Mêlée aux débiles profonds Hersilie n’a de cesse d’exposer par écrit les ruses d’un frère qui l’a fait interner pour rester seul en ligne dans la succession. cette agitation suspecte fait sa réputation: Hersilie est une indocile, une véhémente dont la séquestration s’impose. Informé de son insubordination, le médecin-chef la diagnostique atteinte de folie d’orgueil ou « folie lucide ». Pendant son internement, Hersilie essaie de communiquer avec les autres pensionnaires par la musique. Cette volonté vient appuyer le diagnostic de monomanie. Paradoxalement, dans ses mémoires, publiés après 1868, elle raconte qu’elle a eu le soutien de quelques domestiques qui lui faisaient passer de quoi écrire. Lorsqu’elle écrit à l’impératrice Eugénie, 27 mai 1862, elle se présente comme étant la sœur du roi Henri V ans se réclamant d’une ressemblance avec la duchesse de Berry. Elle explique le sort qui lui est fait par la volonté de comploteurs qui avaient voulu éloigner une princesse du sang royal.
Cette lucidité qui finit tout de même par attirer l’attention d’administrateurs des hospices, puis du préfet. Un rapport au garde des Sceaux réclame pour la demoiselle de meilleures conditions. Après cinq ans de séjour, en 1868, on lui délivre même une attestation de guérison. Avec le concours de notables du cru, Hersilie sort enfin des murs. Le ministre de l’Intérieur reconnaît l’irrégularité commise. Son frère et l’administration centrale sont montrés du doigt. La presse s’en mêle. Elle évoque une « résurrection » quand, à l’occasion d’un récital à l’Institut musical, la pianiste joue Carl Maria von Weber.

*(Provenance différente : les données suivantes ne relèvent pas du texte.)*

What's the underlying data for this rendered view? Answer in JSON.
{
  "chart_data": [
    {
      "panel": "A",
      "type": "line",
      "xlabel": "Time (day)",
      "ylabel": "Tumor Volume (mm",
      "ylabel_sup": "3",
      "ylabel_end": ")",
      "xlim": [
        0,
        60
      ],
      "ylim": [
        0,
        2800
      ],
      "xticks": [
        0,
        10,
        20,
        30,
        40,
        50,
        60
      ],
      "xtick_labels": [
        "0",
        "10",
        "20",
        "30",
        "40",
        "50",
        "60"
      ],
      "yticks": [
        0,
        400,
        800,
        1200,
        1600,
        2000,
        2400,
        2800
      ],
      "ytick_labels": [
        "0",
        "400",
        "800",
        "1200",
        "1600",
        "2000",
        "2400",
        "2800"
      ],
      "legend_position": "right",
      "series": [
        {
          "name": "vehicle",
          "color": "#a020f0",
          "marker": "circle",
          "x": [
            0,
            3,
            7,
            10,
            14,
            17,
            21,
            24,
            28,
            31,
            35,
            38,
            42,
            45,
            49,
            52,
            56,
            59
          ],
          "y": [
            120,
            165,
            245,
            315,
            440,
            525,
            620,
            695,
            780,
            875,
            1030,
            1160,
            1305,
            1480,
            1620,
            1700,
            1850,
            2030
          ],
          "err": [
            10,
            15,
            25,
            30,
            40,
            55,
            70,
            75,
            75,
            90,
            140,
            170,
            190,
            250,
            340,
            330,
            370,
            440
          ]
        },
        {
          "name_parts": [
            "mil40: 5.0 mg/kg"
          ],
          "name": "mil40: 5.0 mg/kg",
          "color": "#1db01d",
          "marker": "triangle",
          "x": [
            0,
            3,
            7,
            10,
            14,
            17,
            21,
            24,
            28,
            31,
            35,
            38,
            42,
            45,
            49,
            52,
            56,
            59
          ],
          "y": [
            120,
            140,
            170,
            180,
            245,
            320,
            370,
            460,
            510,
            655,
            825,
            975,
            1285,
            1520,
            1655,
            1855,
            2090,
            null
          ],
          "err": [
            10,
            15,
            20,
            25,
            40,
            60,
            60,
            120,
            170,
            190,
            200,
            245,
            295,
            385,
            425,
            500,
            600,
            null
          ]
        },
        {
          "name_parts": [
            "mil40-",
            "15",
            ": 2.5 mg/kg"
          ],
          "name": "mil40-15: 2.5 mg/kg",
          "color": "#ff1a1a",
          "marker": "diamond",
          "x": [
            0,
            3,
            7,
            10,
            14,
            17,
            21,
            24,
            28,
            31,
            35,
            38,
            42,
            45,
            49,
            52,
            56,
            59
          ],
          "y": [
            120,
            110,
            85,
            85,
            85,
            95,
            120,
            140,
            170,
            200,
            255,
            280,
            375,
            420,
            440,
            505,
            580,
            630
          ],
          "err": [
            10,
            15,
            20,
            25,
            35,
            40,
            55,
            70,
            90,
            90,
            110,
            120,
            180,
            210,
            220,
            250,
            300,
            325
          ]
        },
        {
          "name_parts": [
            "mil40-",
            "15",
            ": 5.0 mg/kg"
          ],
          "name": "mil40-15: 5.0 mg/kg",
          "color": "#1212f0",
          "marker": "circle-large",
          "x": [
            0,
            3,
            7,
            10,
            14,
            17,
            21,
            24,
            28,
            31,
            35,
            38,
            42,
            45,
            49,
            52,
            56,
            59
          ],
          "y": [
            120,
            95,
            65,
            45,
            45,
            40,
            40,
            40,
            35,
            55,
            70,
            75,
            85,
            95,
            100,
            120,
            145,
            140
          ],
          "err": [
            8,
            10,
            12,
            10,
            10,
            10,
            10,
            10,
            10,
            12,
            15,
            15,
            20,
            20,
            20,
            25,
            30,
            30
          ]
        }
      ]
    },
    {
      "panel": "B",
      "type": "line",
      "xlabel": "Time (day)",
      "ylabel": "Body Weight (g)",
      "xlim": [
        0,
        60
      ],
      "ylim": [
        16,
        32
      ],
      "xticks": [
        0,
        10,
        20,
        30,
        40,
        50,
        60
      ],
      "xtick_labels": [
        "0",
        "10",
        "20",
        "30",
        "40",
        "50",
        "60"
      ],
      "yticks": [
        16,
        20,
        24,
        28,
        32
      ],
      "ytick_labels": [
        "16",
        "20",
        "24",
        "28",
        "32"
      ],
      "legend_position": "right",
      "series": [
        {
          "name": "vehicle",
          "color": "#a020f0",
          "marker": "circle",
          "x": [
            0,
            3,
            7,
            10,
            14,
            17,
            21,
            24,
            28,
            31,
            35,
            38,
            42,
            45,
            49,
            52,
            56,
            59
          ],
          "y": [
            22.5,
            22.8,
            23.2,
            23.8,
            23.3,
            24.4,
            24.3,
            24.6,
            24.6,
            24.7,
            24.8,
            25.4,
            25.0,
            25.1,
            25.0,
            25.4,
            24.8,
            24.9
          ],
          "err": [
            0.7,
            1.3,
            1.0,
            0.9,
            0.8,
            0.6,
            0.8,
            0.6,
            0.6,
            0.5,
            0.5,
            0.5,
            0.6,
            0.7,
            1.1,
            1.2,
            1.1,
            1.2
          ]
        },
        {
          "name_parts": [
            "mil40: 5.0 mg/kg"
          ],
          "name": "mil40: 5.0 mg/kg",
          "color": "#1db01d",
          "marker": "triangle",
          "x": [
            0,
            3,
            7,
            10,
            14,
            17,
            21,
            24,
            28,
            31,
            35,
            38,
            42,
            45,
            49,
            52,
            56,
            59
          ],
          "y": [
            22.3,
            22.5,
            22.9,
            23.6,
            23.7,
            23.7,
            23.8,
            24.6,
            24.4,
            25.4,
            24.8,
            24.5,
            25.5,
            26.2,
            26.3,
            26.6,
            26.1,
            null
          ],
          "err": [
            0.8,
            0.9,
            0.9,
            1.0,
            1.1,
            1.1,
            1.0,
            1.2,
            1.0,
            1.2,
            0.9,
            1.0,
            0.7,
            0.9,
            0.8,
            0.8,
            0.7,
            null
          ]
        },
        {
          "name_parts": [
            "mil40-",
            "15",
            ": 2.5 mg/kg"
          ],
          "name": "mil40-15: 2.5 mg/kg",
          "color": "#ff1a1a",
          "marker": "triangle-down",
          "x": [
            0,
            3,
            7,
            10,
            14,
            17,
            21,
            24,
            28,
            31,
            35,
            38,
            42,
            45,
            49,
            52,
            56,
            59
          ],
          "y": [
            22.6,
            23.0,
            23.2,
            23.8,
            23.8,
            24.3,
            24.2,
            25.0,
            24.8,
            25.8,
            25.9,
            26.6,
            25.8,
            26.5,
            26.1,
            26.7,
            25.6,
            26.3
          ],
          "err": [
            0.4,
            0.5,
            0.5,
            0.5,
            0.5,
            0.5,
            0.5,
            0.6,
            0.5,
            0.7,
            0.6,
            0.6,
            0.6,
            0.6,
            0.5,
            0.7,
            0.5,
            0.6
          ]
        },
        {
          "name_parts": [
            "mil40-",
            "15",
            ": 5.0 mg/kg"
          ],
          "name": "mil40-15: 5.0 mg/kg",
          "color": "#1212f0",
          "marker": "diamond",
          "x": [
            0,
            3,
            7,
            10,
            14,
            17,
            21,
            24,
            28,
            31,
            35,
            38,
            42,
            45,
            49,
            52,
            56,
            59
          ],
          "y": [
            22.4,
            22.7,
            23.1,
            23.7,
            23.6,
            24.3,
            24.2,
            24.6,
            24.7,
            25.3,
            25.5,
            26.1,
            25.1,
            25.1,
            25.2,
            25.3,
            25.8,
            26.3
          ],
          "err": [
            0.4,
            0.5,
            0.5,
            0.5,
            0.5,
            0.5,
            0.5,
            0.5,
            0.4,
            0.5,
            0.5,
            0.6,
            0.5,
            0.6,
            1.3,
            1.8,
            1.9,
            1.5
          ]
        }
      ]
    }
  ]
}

Elle s’engage alors dans un nouveau combat, pétitionnant contre les internements psychiatriques abusifs et pour une réforme de la loi de 1838. A la Chambre des députés, les parlementaires du Loiret sollicitent Gambetta. Le sujet doit être débattu le 16 juillet 1870… jour de l’ordre de mobilisation. Les Prussiens et la défaite de Sedan ont raison d’Hersilie.
Yannick Ripa nous emmène sur les pas de cette femme hors du commun en prenant appui sur ses Mémoires d’une aliénée, parus après sa mort. La description de la réalité de son quotidien, dépassant souvent la fiction, est un plaidoyer à charge contre l’asile et sa fonction politico-sociale au XIXe siècle, mais aussi sur la terrible condition féminine de l’époque.
Historienne, Yannick Ripa enseigne l’histoire des femmes et du genre à l’université Paris VIII. Elle est l’auteur de La Ronde des folles. Femmes, folie et enfermement au XIXe siècle (Aubier, 1985), Les Femmes actrices de l’Histoire. France, 1789-1945 (SEDES, 1999) et Les Femmes (Cavalier bleu, 2002).